Figure 2 shows the inference latency of FST (Phonetisaurus on CPU) and proposed model (on CPU and GPU) in seconds. While fst is faster on CPU and for small amounts of input data, highly parallelized GPU based inference with sufficiently large batch size is much faster (7 times for batch size of 1024 on AWS Tesla V100 instance p3.2xlarge).

Model training time is very small – it takes about 0.25 hours to train a monolingual model on CMUDict dataset in Sockeye [22] when using AWS p3.16xlarge, compared to 6 to 44 hours for previous systems reported in [18]. This greatly reduces the turn around time for hyper-parameter tuning when onboarding the model to new languages Alexa expands in.

6 Conclusion and future work

In this work, we propose a novel approach to G2P that allows us to exploit large amounts of multilingual data to enhance prediction accuracy compared to monolingual models, especially for low resource languages.
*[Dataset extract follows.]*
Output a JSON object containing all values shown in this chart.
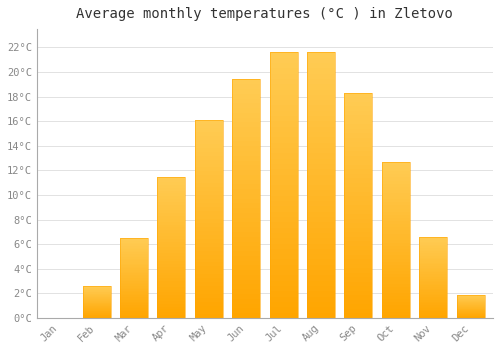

Single multilingual G2P model is much more flexible and easier to maintain in production environment, compared to monolingual n-gram based models - it's easier to fine-tune it with the latest training data updates or adapt to a new language.

We are also experimenting with several general techniques, such as model ensembling, self-training, selecting n-best hypothesis based on the score of separately trained confidence model, optimizing on sequence level metric (phone error rate/phonemic distance) and using Transformers [9] as the core architecture. Each of these is bringing good accuracy improvements to the G2P model in general, although they are not directly related to the multilingual and low resource aspects we explored in this paper.